The Republican Party now IS the conservative movement.Call them teabaggers or wingnuts - it's all the same. Don't talk to me about "moderate" Republicans, or "pragmatic" conservatives. There aren't any - they've either been cowed or destroyed.

And just to dispense with the false equivalence, I think everyone should be aware that the Democrats remain what they have always been - an uneasy coalition of competing out-groups who will accept as allies whoever is willing to adopt the label. The idea that liberals dominate the party - when liberals have gotten precisely nothing out of the large Democratic majorities in Congress - is absurd.
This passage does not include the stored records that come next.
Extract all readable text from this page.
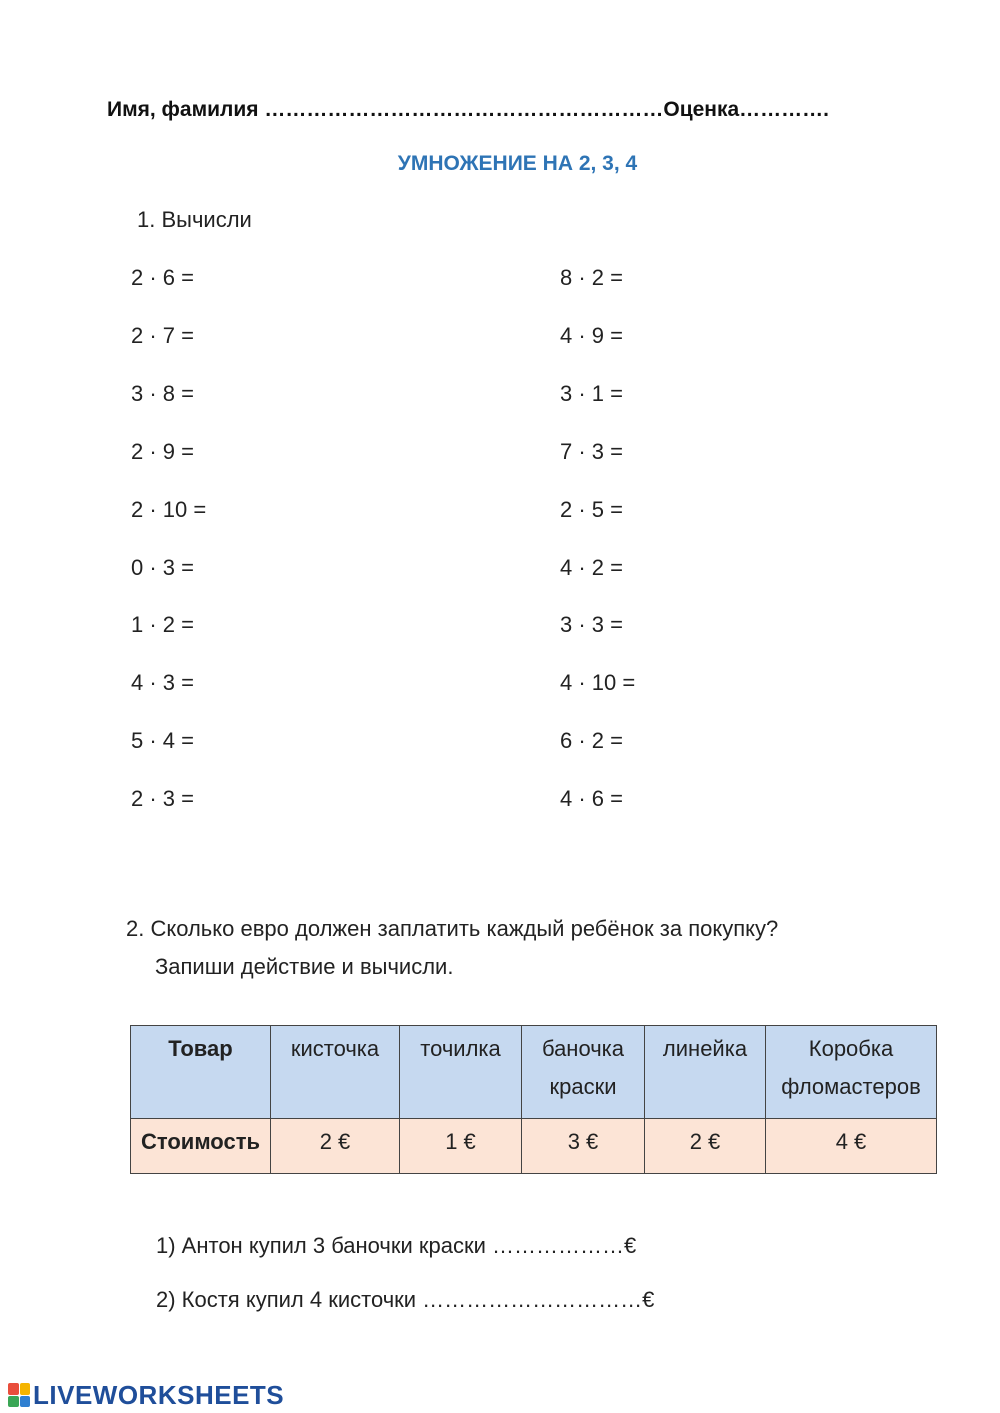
Имя, фамилия …………………………………………………Оценка………….
УМНОЖЕНИЕ НА 2, 3, 4
1. Вычисли
2 · 6 =
2 · 7 =
3 · 8 =
2 · 9 =
2 · 10 =
0 · 3 =
1 · 2 =
4 · 3 =
5 · 4 =
2 · 3 =
8 · 2 =
4 · 9 =
3 · 1 =
7 · 3 =
2 · 5 =
4 · 2 =
3 · 3 =
4 · 10 =
6 · 2 =
4 · 6 =
2. Сколько евро должен заплатить каждый ребёнок за покупку?
Запиши действие и вычисли.
Товар	кисточка	точилка	баночка краски	линейка	Коробка фломастеров
Стоимость	2 €	1 €	3 €	2 €	4 €
1) Антон купил 3 баночки краски ………………€
2) Костя купил 4 кисточки …………………………€
LIVEWORKSHEETS
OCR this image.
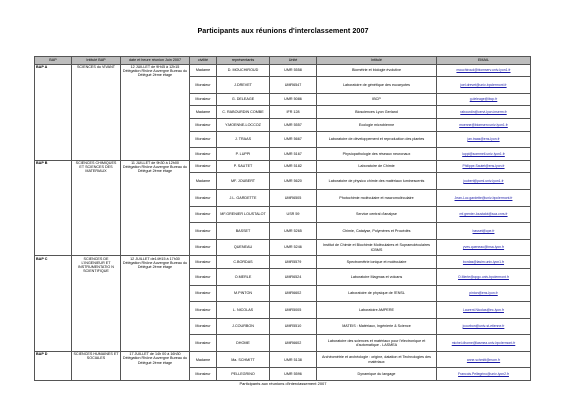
Participants aux réunions d'interclassement 2007
BAP	Intitulé BAP	date et heure réunion Juin 2007	civilité	représentants	Unité	Intitulé	EMAIL
BAP A	SCIENCES du VIVANT	12 JUILLET de 9H45 à 12h15 Délégation Rhône Auvergne Bureau du Délégué 2ème étage	Madame	D. MOUCHIROUD	UMR 5558	Biométrie et biologie évolutive	mouchiroud@biomserv.univ-lyon1.fr
			Monsieur	J.DREVET	UMR6547	Laboratoire de génétique des eucaryotes	joel.drevet@univ-bpclermont.fr
			Monsieur	G. DELEAGE	UMR 5086	IBCP	g.deleage@ibcp.fr
			Madame	C. RABOURDIN COMBE	IFR 128	Biosciences Lyon Gerland	rabourdin@cervi-lyon.inserm.fr
			Monsieur	Y.MOENNE-LOCCOZ	UMR 5557	Ecologie microbienne	moenne@biomserv.univ-lyon1.fr
			Monsieur	J. TRAAS	UMR 5667	Laboratoire de développement et reproduction des plantes	jan.traas@ens-lyon.fr
			Monsieur	P. LUPPI	UMR 5167	Physiopathologie des réseaux neuronaux	luppi@sommeil.univ-lyon1.fr
BAP B	SCIENCES CHIMIQUES ET SCIENCES DES MATERIAUX	11 JUILLET de 9h30 à 12h00 Délégation Rhône Auvergne Bureau du Délégué 2ème étage	Monsieur	P. SAUTET	UMR 5182	Laboratoire de Chimie	Philippe.Sautet@ens-lyon.fr
			Madame	MF. JOUBERT	UMR 5620	Laboratoire de physico chimie des matériaux luminescents	joubert@pcml.univ-lyon1.fr
			Monsieur	J.L. GARDETTE	UMR6505	Photochimie moléculaire et macromoléculaire	Jean-Luc.gardette@univ-bpclermont.fr
			Monsieur	MF.GRENIER LOUSTALOT	USR 59	Service central d'analyse	mf.grenier-loustalot@sca.cnrs.fr
			Monsieur	BASSET	UMR 5265	Chimie, Catalyse, Polymères et Procédés	basset@cpe.fr
			Monsieur	QUENEAU	UMR 5246	Institut de Chimie et Biochimie Moléculaires et Supramoléculaires ICBMS	yves.queneau@insa-lyon.fr
BAP C	SCIENCES DE L'INGENIEUR ET INSTRUMENTATIO N SCIENTIFIQUE	12 JUILLET de14H15 à 17h30 Délégation Rhône Auvergne Bureau du Délégué 2ème étage	Monsieur	C.BORDAS	UMR5579	Spectrométrie ionique et moléculaire	bordas@lasim.univ-lyon1.fr
			Monsieur	O.MERLE	UMR6524	Laboratoire Magmas et volcans	O.Merle@opgc.univ-bpclermont.fr
			Monsieur	M.PINTON	UMR6602	Laboratoire de physique de l'ENSL	pinton@ens-lyon.fr
			Monsieur	L. NICOLAS	UMR5005	Laboratoire AMPERE	Laurent.Nicolas@ec-lyon.fr
			Monsieur	J.COURBON	UMR5510	MATEIS : Matériaux, Ingénierie & Science	jcourbon@univ-st-etienne.fr
			Monsieur	DHOME	UMR6602	Laboratoire des sciences et matériaux pour l'électronique et d'automatique - LASMEA	michel.dhome@lasmea.univ-bpclermont.fr
BAP D	SCIENCES HUMAINES ET SOCIALES	17 JUILLET de 14h 00 à 16h30 Délégation Rhône Auvergne Bureau du Délégué 2ème étage	Madame	Ma. SCHMITT	UMR 5138	Archéométrie et archéologie : origine, datation et Technologies des matériaux	anne.schmitt@mom.fr
			Monsieur	PELLEGRINO	UMR 5596	Dynamique du langage	Francois.Pellegrino@univ-lyon2.fr
Participants aux réunions d'interclassement 2007
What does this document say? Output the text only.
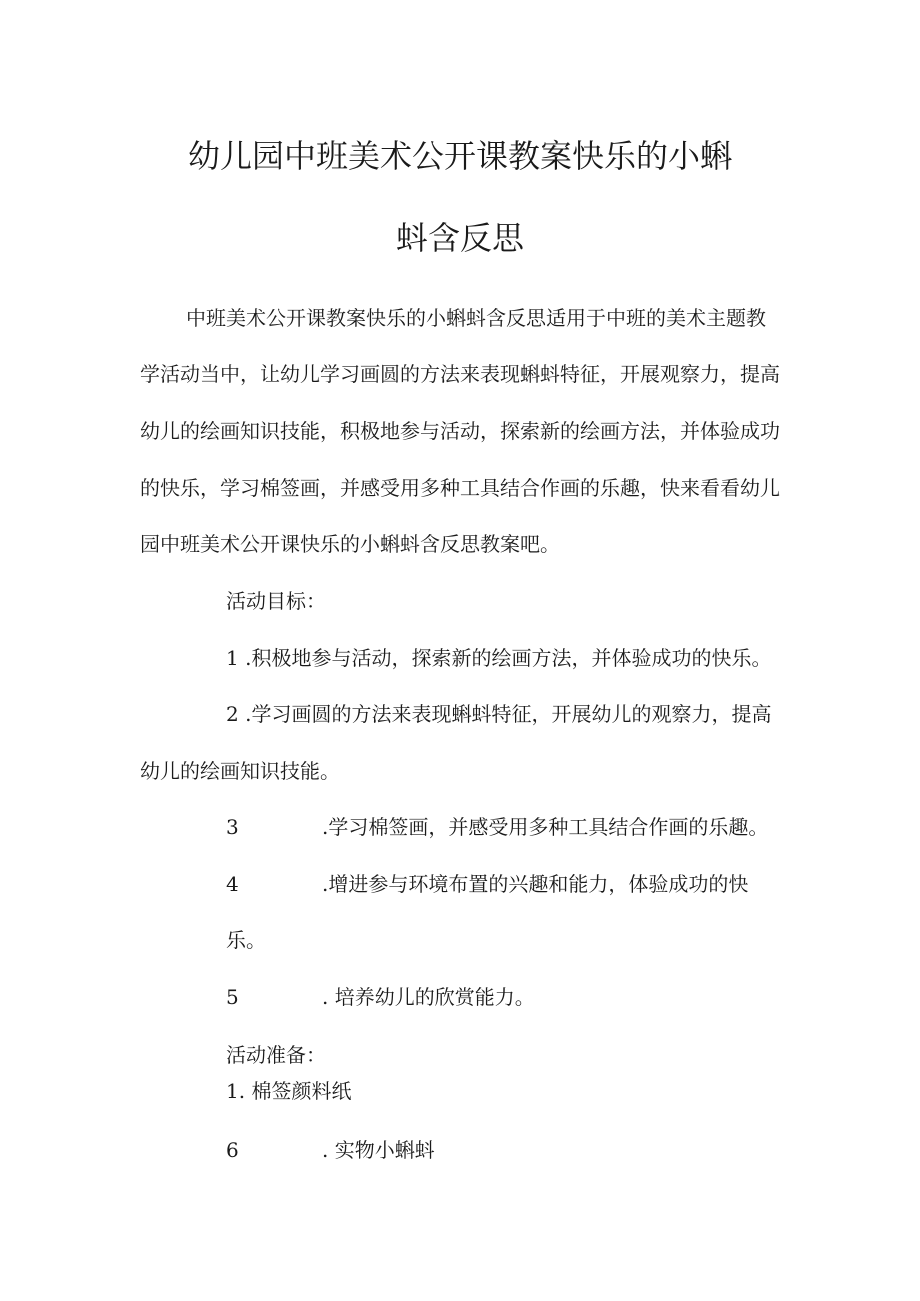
幼儿园中班美术公开课教案快乐的小蝌
蚪含反思
中班美术公开课教案快乐的小蝌蚪含反思适用于中班的美术主题教
学活动当中，让幼儿学习画圆的方法来表现蝌蚪特征，开展观察力，提高
幼儿的绘画知识技能，积极地参与活动，探索新的绘画方法，并体验成功
的快乐，学习棉签画，并感受用多种工具结合作画的乐趣，快来看看幼儿
园中班美术公开课快乐的小蝌蚪含反思教案吧。
活动目标：
1 .积极地参与活动，探索新的绘画方法，并体验成功的快乐。
2 .学习画圆的方法来表现蝌蚪特征，开展幼儿的观察力，提高
幼儿的绘画知识技能。
3	.学习棉签画，并感受用多种工具结合作画的乐趣。
4	.增进参与环境布置的兴趣和能力，体验成功的快
乐。
5	. 培养幼儿的欣赏能力。
活动准备：
1. 棉签颜料纸
6	. 实物小蝌蚪
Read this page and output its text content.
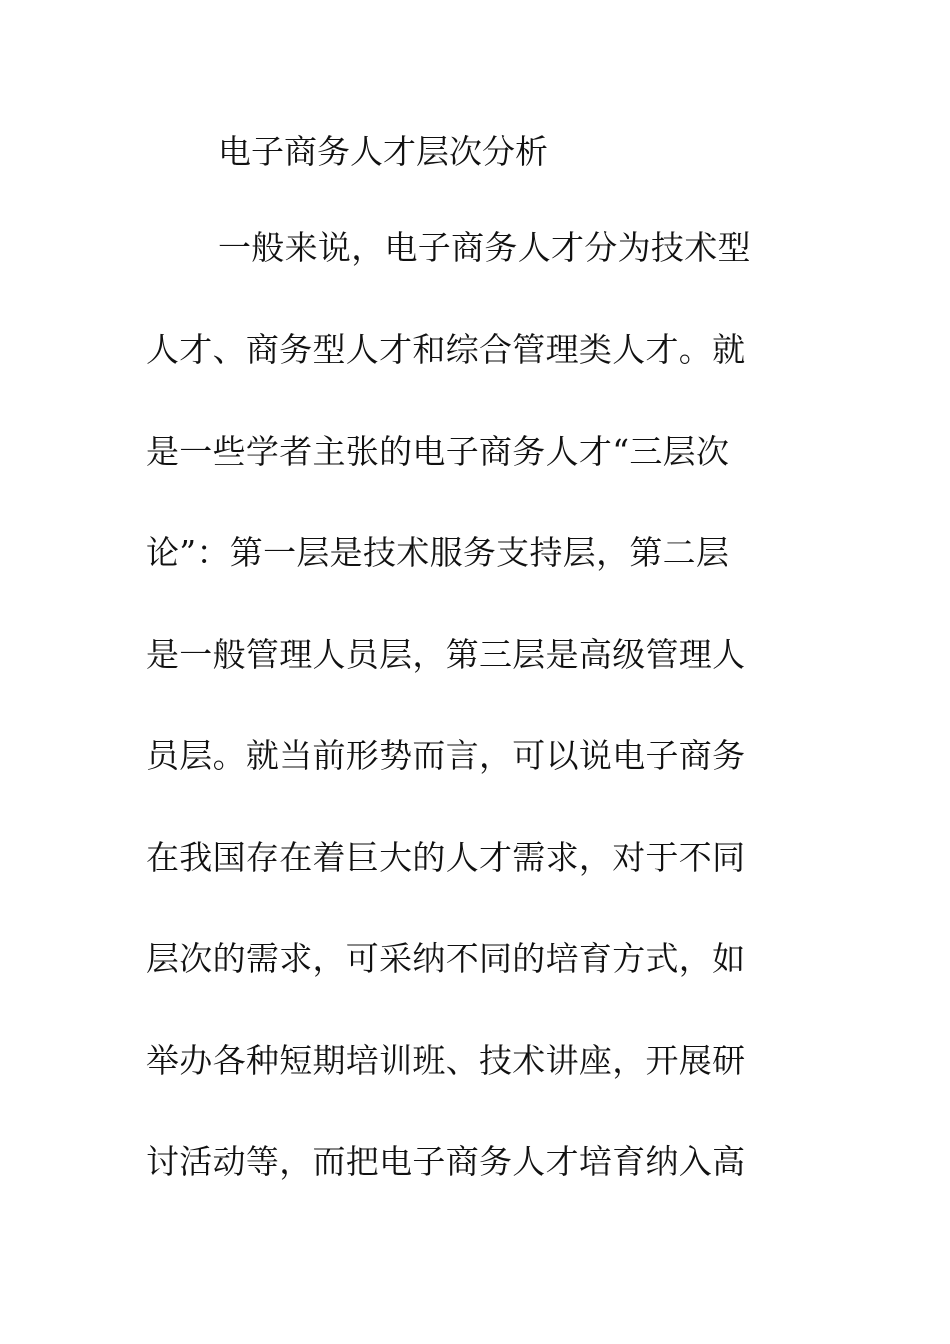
电子商务人才层次分析
一般来说，电子商务人才分为技术型
人才、商务型人才和综合管理类人才。就
是一些学者主张的电子商务人才“三层次
论”：第一层是技术服务支持层，第二层
是一般管理人员层，第三层是高级管理人
员层。就当前形势而言，可以说电子商务
在我国存在着巨大的人才需求，对于不同
层次的需求，可采纳不同的培育方式，如
举办各种短期培训班、技术讲座，开展研
讨活动等，而把电子商务人才培育纳入高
Today's Democratic Party is in fact far, far more moderate than the party we saw even twenty years ago. And besides, liberals love nothing more than arguing about public policy. We like science. We like evidence. We adore reasoned discussion about public ends. Liberals simply aren't that dangerous to anyone, unlike the current crew, white nationalists intent on reshaping America into some bizarro-world Norman Rockwell painting, only this time with grandma packing a pistol.

So we have two parties: one that has been subsumed body and soul by a profoundly authoritarian, chauvinistic, screaming clique of fanatics. And the other that is so riven by internal squabbling, so unwilling to come to grips with the crises facing the country, so lacking in nerve, that no majority - however large - would ever be enough. The analogy seems clear enough to me. If the Republicans are today's Calhounists, the Democrats are the Whigs.